Tom Keegan: Winning more expensive than ever

By Tom Keegan     Nov 3, 2017

Los Angeles Dodgers' Adrian Gonzalez, left, and manager Dave Roberts, center, talk with 100-year-old fan Bob Logsdon before a baseball game against the Colorado Rockies, Saturday, Sept. 9, 2017, in Los Angeles. (AP Photo/Michael Owen Baker)

If you want to be remembered in sports, generate a buzz, become the center of attention, you have to win. Sometimes, especially in desperate times, that means you must keep on spending money until you get it right.

The 2017 Los Angeles Dodgers stand as the greatest example in the history of sports. They had not been to the World Series since 1988. Finally, they spent their way to center stage, falling short of a championship in Game 7 of the World Series.

Thanks to the wonderful website baseball-reference.com, I researched some numbers that should you decide to proceed will knock your eyeballs out of their sockets, so consider yourself warned.

I haven’t seen these numbers written anywhere else because when you reach the top the talk understandably is about the things you did right to get there, not about the money you wasted along the way.

OK, here goes: By my calculations, with the help of salaries listed on baseball-reference.com (courtesy of Doug Pappas and the Society for American Baseball Research), the Dodgers paid $93.4 million dollars to nine players who did not appear in the field, at the plate or on the mound for them in this memorable World Series they lost to the Houston Astros.

The nine men out (and what they were paid in 2017, rounded to the nearest $100,000):

Adrian Gonzalez ($22.4 million): First baseman missed the postseason with back injury and has one year, $22.4 million remaining on contract. Hit .242 with three home runs and 30 RBIs in 71 games.

Carl Crawford ($21.9 million): Released in mid-June 2016 with 1 1/2 years remaining on his seven-year, $142 million deal.

Scott Kazmir ($17.7 million): Signed three-year, $48 million deal, went 10-6 with a 4.56 ERA in the first year of it and missed all of 2017 with a variety of physical ailments.

Hyun-jin Ryu ($7.8 million): Left-hander was left off post-season roster, his chance of making it vanishing when he allowed five runs and three home runs in two innings in his final appearance.

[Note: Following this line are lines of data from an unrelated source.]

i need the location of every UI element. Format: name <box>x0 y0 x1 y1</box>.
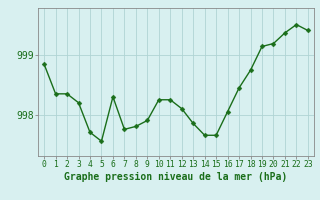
X-axis label: Graphe pression niveau de la mer (hPa): Graphe pression niveau de la mer (hPa) <box>64 172 288 182</box>
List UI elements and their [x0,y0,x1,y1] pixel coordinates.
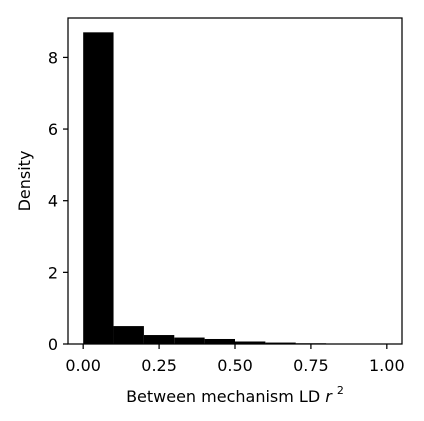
x-axis-label-variable: r [325,387,333,406]
histogram-bar [265,342,296,344]
histogram-bar [174,337,205,344]
x-tick-label: 0.25 [141,356,177,375]
histogram-bar [204,338,235,344]
x-tick-label: 0.50 [217,356,253,375]
x-axis-ticks: 0.00 0.25 0.50 0.75 1.00 [65,344,405,375]
x-tick-label: 0.75 [293,356,329,375]
y-tick-label: 8 [48,48,58,67]
y-tick-label: 4 [48,192,58,211]
histogram-bar [83,32,114,344]
x-axis-label: Between mechanism LD r 2 [126,384,344,406]
histogram-bar [113,326,144,344]
axes-frame [67,17,403,345]
histogram-bars [83,32,387,344]
y-tick-label: 2 [48,263,58,282]
x-axis-label-superscript: 2 [337,384,344,397]
y-tick-label: 6 [48,120,58,139]
x-tick-label: 0.00 [65,356,101,375]
y-axis-label: Density [15,151,34,212]
x-axis-label-prefix: Between mechanism LD [126,387,325,406]
y-axis-ticks: 0 2 4 6 8 [48,48,68,354]
plot-area [67,17,403,345]
x-tick-label: 1.00 [369,356,405,375]
y-tick-label: 0 [48,335,58,354]
histogram-bar [143,335,175,344]
histogram-bar [235,341,266,344]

Alex Guerrero ($7.5 million): Released by the Dodgers in May, 2016, Guerrero played this season for the Chunichi Dragons in Japan.

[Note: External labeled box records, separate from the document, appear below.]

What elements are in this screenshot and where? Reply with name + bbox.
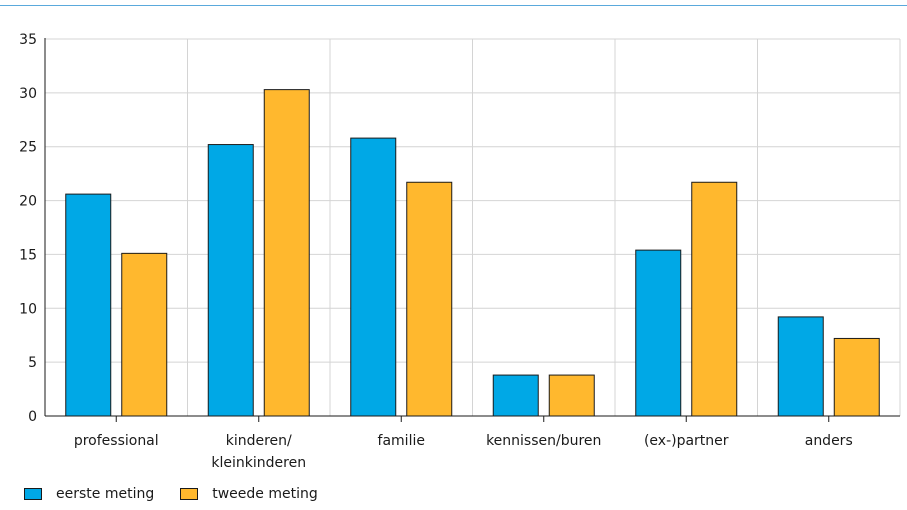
bar-tweede-meting-3	[548, 374, 595, 417]
legend-item-eerste-meting: eerste meting	[24, 486, 154, 502]
y-tick-label-15: 15	[19, 247, 37, 263]
bar-eerste-meting-5	[777, 316, 824, 417]
bar-tweede-meting-0	[121, 252, 168, 417]
legend-swatch-tweede-meting	[180, 488, 199, 500]
category-label-1-line-0: kinderen/	[226, 433, 292, 449]
category-label-2: familie	[378, 433, 425, 449]
legend-label-eerste-meting: eerste meting	[56, 486, 155, 502]
y-tick-labels: 0 5 10 15 20 25 30 35	[19, 32, 37, 425]
category-labels: professional kinderen/kleinkinderen famili…	[74, 433, 853, 471]
y-tick-label-0: 0	[28, 409, 37, 425]
bars	[65, 89, 880, 417]
bar-eerste-meting-1	[207, 144, 254, 417]
legend-swatch-eerste-meting	[24, 488, 42, 500]
bar-eerste-meting-0	[65, 193, 112, 417]
legend: eerste meting tweede meting	[24, 486, 344, 502]
top-divider	[0, 5, 907, 6]
bar-tweede-meting-4	[691, 181, 738, 417]
bar-tweede-meting-5	[833, 337, 880, 417]
category-label-4: (ex-)partner	[644, 433, 729, 449]
bar-eerste-meting-2	[350, 137, 397, 417]
bar-tweede-meting-2	[406, 181, 453, 417]
y-tick-label-20: 20	[19, 194, 37, 210]
axes	[44, 38, 900, 422]
category-label-0: professional	[74, 433, 159, 449]
y-tick-label-5: 5	[28, 355, 37, 371]
legend-label-tweede-meting: tweede meting	[212, 486, 318, 502]
y-tick-label-30: 30	[19, 86, 37, 102]
bar-eerste-meting-4	[635, 249, 682, 417]
y-tick-label-35: 35	[19, 32, 37, 48]
bar-tweede-meting-1	[263, 89, 310, 417]
legend-item-tweede-meting: tweede meting	[180, 486, 318, 502]
y-tick-label-25: 25	[19, 140, 37, 156]
bar-eerste-meting-3	[492, 374, 539, 417]
category-label-5: anders	[805, 433, 853, 449]
y-tick-label-10: 10	[19, 301, 37, 317]
grid-lines	[45, 38, 901, 416]
category-label-3: kennissen/buren	[486, 433, 601, 449]
category-label-1-line-1: kleinkinderen	[211, 455, 306, 471]
bar-chart: 0 5 10 15 20 25 30 35 professional kinderen/klei…	[19, 32, 901, 471]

Erisbel Arruebarrena ($5.5 million): Shortstop made his major-league debut in 2014, played in 22 games and hit .195. Hasn’t made it back to the majors since. Suspended multiple times, Arruebarrena has combined for 276 at bats in the past three minor-league seasons.

Hector Olivera ($4.7 million): Dealt in a three-team trade in 2015, the Dodgers agreed to pay a portion of his salary each season and will continue to do so through 2020.

Yaisel Sierra ($2.5 million): Right-hander signed six-year, $30-million deal in 2016. Sierra, 26, is 11-8 with a 4.62 ERA in two minor-league seasons.

Matt Kemp ($3.5 million): When the Dodgers traded him to the San Diego Padres they agreed to pay $18 million of his salary in 2015 and $3.5 million each season from 2016 through 2019.

Comparing Major League Baseball dollars to those in college athletics is an apples-oranges deal because of disparate revenue sources, but as a Big 12 member, Kansas does receive a big annual check ($38 million this year) from the Big 12, which creates a little breathing room in the budget. If things don’t take a serious turn for the better for the football program, KU could be faced with trying to figure out how to pay buyouts of $1.4 million for athletic director Sheahon Zenger, whose contract was extended by outgoing chancellor Bernadette Gray-Little, and $3.2 million for head coach David Beaty, whose pay was doubled and his contract extended by Zenger after an overtime victory against Texas in Lawrence last November. Buying out assistant coaches wouldn’t be cheap either.

Then again, nobody’s thoughts should be on money this weekend considering that Baylor’s visit to Memorial Stadium represents KU’s best shot at a second victory, the first coming in the season-opener against FCS school Southeast Missouri State.